En iedereen kan meedoen.
Ik doe mee
Als het groepje is verzameld vraagt trainer Frits of ‘iemand iets heeft’, dan kan hij daar rekening mee houden. Had ik dit verwacht? Jawel, maar niet op deze manier. Ik blijf stil, ik doe gewoon mee. Maar als Frits het nogmaals vraagt geef ik aan ‘dat ik misschien niet alles mee kan doen en dat ik dat wel laat weten’. Maar Frits vraagt door en wil weten wat ik heb. Daarop komt mijn antwoord: dat het niet uitmaakt wat ik heb maar wat ik er mee doe.

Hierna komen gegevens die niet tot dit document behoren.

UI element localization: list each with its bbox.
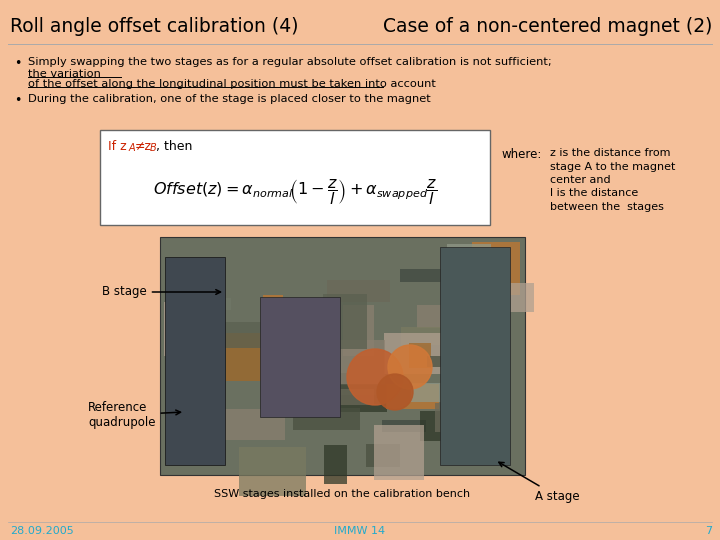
FancyBboxPatch shape (420, 410, 464, 441)
FancyBboxPatch shape (226, 333, 281, 381)
FancyBboxPatch shape (401, 327, 466, 345)
Circle shape (377, 374, 413, 410)
FancyBboxPatch shape (329, 373, 380, 395)
FancyBboxPatch shape (474, 284, 534, 312)
FancyBboxPatch shape (447, 244, 491, 290)
Text: •: • (14, 57, 22, 70)
FancyBboxPatch shape (160, 237, 525, 475)
FancyBboxPatch shape (418, 306, 464, 328)
Text: Simply swapping the two stages as for a regular absolute offset calibration is n: Simply swapping the two stages as for a … (28, 57, 555, 67)
Text: Reference
quadrupole: Reference quadrupole (88, 401, 181, 429)
FancyBboxPatch shape (327, 280, 390, 302)
Text: •: • (14, 94, 22, 107)
Text: of the offset along the longitudinal position must be taken into account: of the offset along the longitudinal pos… (28, 79, 436, 89)
FancyBboxPatch shape (475, 265, 503, 305)
FancyBboxPatch shape (215, 322, 282, 348)
FancyBboxPatch shape (336, 389, 374, 405)
FancyBboxPatch shape (366, 444, 400, 467)
FancyBboxPatch shape (100, 130, 490, 225)
Text: SSW stages installed on the calibration bench: SSW stages installed on the calibration … (215, 489, 471, 499)
Text: A stage: A stage (499, 462, 580, 503)
FancyBboxPatch shape (218, 409, 285, 440)
FancyBboxPatch shape (328, 385, 387, 412)
FancyBboxPatch shape (293, 408, 361, 430)
FancyBboxPatch shape (408, 343, 431, 368)
Text: 28.09.2005: 28.09.2005 (10, 526, 73, 536)
FancyBboxPatch shape (264, 294, 283, 323)
Text: Case of a non-centered magnet (2): Case of a non-centered magnet (2) (382, 17, 712, 36)
Text: B: B (150, 143, 157, 153)
FancyBboxPatch shape (174, 428, 204, 460)
Circle shape (388, 345, 432, 389)
Text: IMMW 14: IMMW 14 (334, 526, 386, 536)
Text: During the calibration, one of the stage is placed closer to the magnet: During the calibration, one of the stage… (28, 94, 431, 104)
Text: , then: , then (156, 140, 192, 153)
Text: 7: 7 (705, 526, 712, 536)
FancyBboxPatch shape (440, 247, 510, 465)
FancyBboxPatch shape (164, 302, 181, 356)
FancyBboxPatch shape (428, 356, 465, 367)
FancyBboxPatch shape (411, 383, 452, 402)
FancyBboxPatch shape (186, 407, 225, 450)
Text: ≠z: ≠z (135, 140, 152, 153)
Text: where:: where: (502, 148, 542, 161)
Text: the variation: the variation (28, 69, 101, 79)
FancyBboxPatch shape (435, 403, 451, 431)
Text: $\mathit{Offset}(z) = \alpha_{\mathit{normal}}\!\left(1-\dfrac{z}{l}\right) + \a: $\mathit{Offset}(z) = \alpha_{\mathit{no… (153, 177, 437, 207)
Text: l is the distance
between the  stages: l is the distance between the stages (550, 188, 664, 212)
FancyBboxPatch shape (384, 333, 441, 374)
FancyBboxPatch shape (260, 297, 340, 417)
FancyBboxPatch shape (400, 269, 451, 282)
FancyBboxPatch shape (343, 305, 374, 356)
Circle shape (347, 349, 403, 405)
Text: If z: If z (108, 140, 127, 153)
FancyBboxPatch shape (165, 257, 225, 465)
FancyBboxPatch shape (374, 425, 424, 480)
Text: B stage: B stage (102, 286, 220, 299)
FancyBboxPatch shape (323, 294, 367, 349)
FancyBboxPatch shape (386, 383, 439, 409)
FancyBboxPatch shape (324, 445, 348, 484)
FancyBboxPatch shape (382, 420, 426, 431)
FancyBboxPatch shape (318, 340, 385, 383)
FancyBboxPatch shape (239, 447, 306, 496)
FancyBboxPatch shape (472, 242, 520, 295)
FancyBboxPatch shape (172, 299, 231, 310)
Text: A: A (129, 143, 135, 153)
Text: z is the distance from
stage A to the magnet
center and: z is the distance from stage A to the ma… (550, 148, 675, 185)
Text: Roll angle offset calibration (4): Roll angle offset calibration (4) (10, 17, 299, 36)
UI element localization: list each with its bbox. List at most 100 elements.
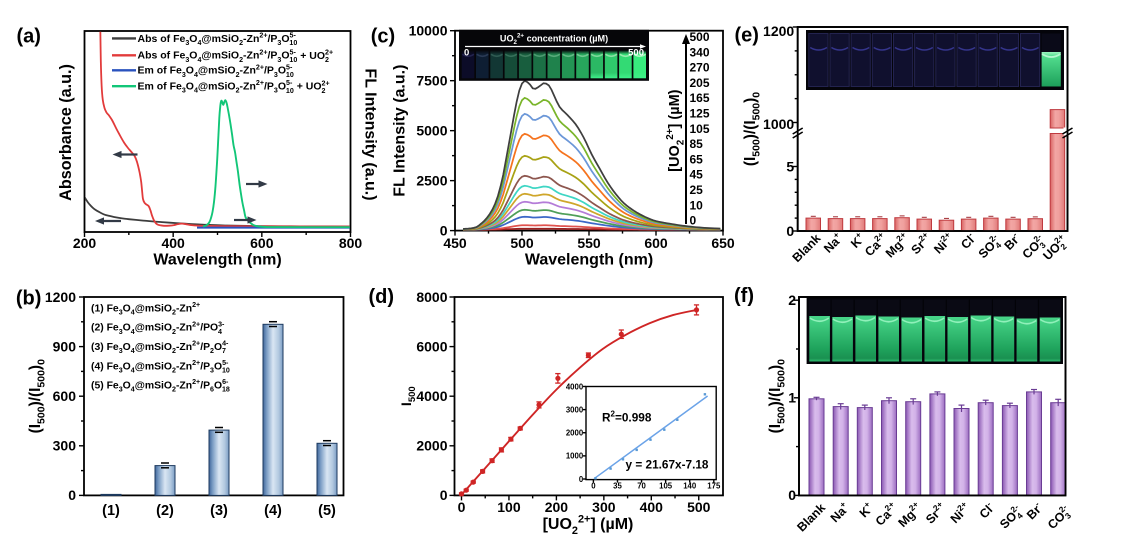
svg-text:300: 300 bbox=[592, 499, 616, 515]
svg-text:Abs of Fe3O4@mSiO2-Zn2+/P3O5-1: Abs of Fe3O4@mSiO2-Zn2+/P3O5-10 + UO2+ 2 bbox=[138, 48, 334, 64]
svg-text:(a): (a) bbox=[17, 26, 41, 48]
svg-text:100: 100 bbox=[497, 499, 521, 515]
svg-text:650: 650 bbox=[711, 235, 735, 251]
svg-text:0: 0 bbox=[68, 487, 76, 503]
svg-text:600: 600 bbox=[53, 388, 77, 404]
svg-text:(I500)/(I500)0: (I500)/(I500)0 bbox=[27, 359, 48, 433]
svg-text:8000: 8000 bbox=[416, 289, 447, 305]
svg-text:(4): (4) bbox=[264, 503, 282, 519]
svg-text:2: 2 bbox=[788, 292, 796, 308]
svg-text:500: 500 bbox=[687, 499, 711, 515]
svg-text:(1) Fe3O4@mSiO2-Zn2+: (1) Fe3O4@mSiO2-Zn2+ bbox=[91, 301, 200, 317]
svg-text:Wavelength (nm): Wavelength (nm) bbox=[525, 252, 653, 269]
svg-text:(5): (5) bbox=[318, 503, 336, 519]
svg-text:0: 0 bbox=[440, 222, 448, 238]
svg-text:0: 0 bbox=[788, 487, 796, 503]
svg-text:(2) Fe3O4@mSiO2-Zn2+/PO3-4: (2) Fe3O4@mSiO2-Zn2+/PO3-4 bbox=[91, 320, 225, 336]
svg-text:4000: 4000 bbox=[566, 382, 584, 391]
svg-text:1: 1 bbox=[788, 390, 796, 406]
svg-text:125: 125 bbox=[690, 107, 710, 121]
svg-text:0: 0 bbox=[786, 223, 794, 239]
svg-text:0: 0 bbox=[579, 475, 584, 484]
svg-text:85: 85 bbox=[690, 137, 704, 151]
svg-text:1000: 1000 bbox=[566, 452, 584, 461]
svg-text:1200: 1200 bbox=[45, 289, 76, 305]
svg-text:Wavelength (nm): Wavelength (nm) bbox=[153, 252, 281, 269]
svg-text:5: 5 bbox=[786, 158, 794, 174]
svg-text:(I500)/(I500)0: (I500)/(I500)0 bbox=[767, 359, 788, 433]
svg-text:(d): (d) bbox=[369, 286, 395, 308]
svg-text:165: 165 bbox=[690, 91, 710, 105]
svg-text:10: 10 bbox=[690, 198, 704, 212]
svg-text:500: 500 bbox=[510, 235, 534, 251]
svg-text:(2): (2) bbox=[156, 503, 174, 519]
svg-text:(3): (3) bbox=[210, 503, 228, 519]
svg-text:140: 140 bbox=[683, 482, 697, 491]
svg-text:105: 105 bbox=[659, 482, 673, 491]
svg-text:205: 205 bbox=[690, 76, 710, 90]
svg-text:900: 900 bbox=[53, 338, 77, 354]
svg-text:Cl-: Cl- bbox=[957, 230, 979, 252]
svg-text:10000: 10000 bbox=[409, 23, 448, 39]
svg-text:0: 0 bbox=[464, 48, 469, 59]
svg-text:0: 0 bbox=[458, 499, 466, 515]
svg-text:(4) Fe3O4@mSiO2-Zn2+/P3O5-10: (4) Fe3O4@mSiO2-Zn2+/P3O5-10 bbox=[91, 359, 230, 375]
svg-text:(c): (c) bbox=[371, 25, 395, 47]
svg-text:Ni2+: Ni2+ bbox=[930, 230, 957, 257]
svg-text:FL Intensity (a.u.): FL Intensity (a.u.) bbox=[392, 65, 409, 197]
svg-text:270: 270 bbox=[690, 61, 710, 75]
svg-text:R2=0.998: R2=0.998 bbox=[602, 410, 652, 425]
svg-text:Em of Fe3O4@mSiO2-Zn2+/P3O5-10: Em of Fe3O4@mSiO2-Zn2+/P3O5-10 bbox=[138, 63, 294, 79]
svg-text:(1): (1) bbox=[102, 503, 120, 519]
svg-text:340: 340 bbox=[690, 45, 710, 59]
svg-text:5000: 5000 bbox=[416, 122, 447, 138]
svg-text:2000: 2000 bbox=[416, 438, 447, 454]
svg-text:I500: I500 bbox=[398, 386, 418, 406]
svg-text:UO22+ concentration (µM): UO22+ concentration (µM) bbox=[500, 33, 608, 47]
svg-text:0: 0 bbox=[690, 214, 697, 228]
svg-text:7500: 7500 bbox=[416, 72, 447, 88]
svg-text:0: 0 bbox=[440, 487, 448, 503]
svg-text:500: 500 bbox=[690, 30, 710, 44]
svg-text:(b): (b) bbox=[16, 288, 42, 310]
svg-text:1000: 1000 bbox=[763, 116, 794, 132]
svg-text:600: 600 bbox=[250, 235, 274, 251]
svg-text:2500: 2500 bbox=[416, 172, 447, 188]
svg-text:800: 800 bbox=[339, 235, 363, 251]
svg-text:25: 25 bbox=[690, 183, 704, 197]
svg-text:400: 400 bbox=[161, 235, 185, 251]
svg-text:3000: 3000 bbox=[566, 405, 584, 414]
svg-text:450: 450 bbox=[443, 235, 467, 251]
svg-text:1200: 1200 bbox=[763, 23, 794, 39]
svg-text:70: 70 bbox=[637, 482, 646, 491]
svg-text:(I500)/(I500)0: (I500)/(I500)0 bbox=[742, 92, 763, 166]
svg-text:[UO22+] (µM): [UO22+] (µM) bbox=[543, 513, 634, 537]
svg-text:Br-: Br- bbox=[1000, 230, 1023, 253]
svg-text:175: 175 bbox=[707, 482, 721, 491]
svg-text:500: 500 bbox=[628, 48, 644, 59]
svg-text:6000: 6000 bbox=[416, 338, 447, 354]
svg-text:(e): (e) bbox=[735, 25, 759, 47]
svg-text:Absorbance (a.u.): Absorbance (a.u.) bbox=[57, 64, 75, 201]
svg-text:Br-: Br- bbox=[1022, 499, 1045, 522]
svg-text:[UO22+] (µM): [UO22+] (µM) bbox=[665, 89, 686, 171]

Nou, dat had best aardiger gekund.
Nog 2 x
We staan in een grote kring op het strand en voor de eerste oefening gaat Frits op handen en knieën. Ik blijf staan en rek wat met m’n armen en benen. Nu vraagt hij wéér wat er is en waarom ik niet op m’n knieën ga! Rustig geef ik aan dat ik m’n eigen ding doe en dat dat OK is. Maar dat is het helemaal niet.
Als Frits daarna nóg een keer – weer in die hele groep – vraagt waarom ik ergens niet aan meedoe moet ik wat wegslikken. Ik sta hier, in de zon, op het strand. En beweeg. Op mijn manier. Dit zou heerlijk kunnen zijn maar het voelt zeer ongemakkelijk. Het spelletje met hardlopen doe ik sukkelend en bij beachrugby ben ik fotograaf.
Uitleg
Na afloop wil ik Frits uitleg geven en start met excuses dat ik kortaf reageerde op zijn vragen. Maar als Frits laconiek reageert met een ‘Ach, iedereen is anders’, laat ik het verder zo.
Wat ging hier nou mis?
Terug in het huisje vraag ik me af wat er nou mis ging. En wat kan ik anders doen? Die tweede en derde keer waren niet handig van Frits, hij probeert er zo veel mogelijk mensen bij te halen maar draait natuurlijk wel zijn programma.
Anton geeft mij als tip wat relaxter te zijn en luchtiger te reageren. Want nu kwam ik heel gespannen over. En ja, ik had ook wel iets aan kunnen geven. Dat hoeft dan niet persé whiplashklachten te zijn maar duizeligheid of niet kunnen hardlopen?
De volgende week zijn we er nog en krijgen Frits en ik een tweede kans.
De tweede kans
Expres of per ongeluk … sluit ik deze keer iets later aan bij een nieuw groepje. Frits verwelkomt me en geeft bij de eerste oefening zelf aan: ‘Ik weet dat u niet op de knieën gaat’. Hij laat mij vrij om oefeningen wel of niet mee te doen. Dat voelt een stuk fijner en maakt het makkelijk om eerder te stoppen. Geen hardlopen en beachrugby, maar ik geniet nu wel van de lol die ze hebben.
Stom
Het was gewoon stom van mij. Vanaf het besluit om mee te doen ben ik er mee bezig geweest: of ik tevoren wel of niet iets zou uitleggen bijvoorbeeld en wat dan?
Wat is jouw tip aan mij? En aan Frits?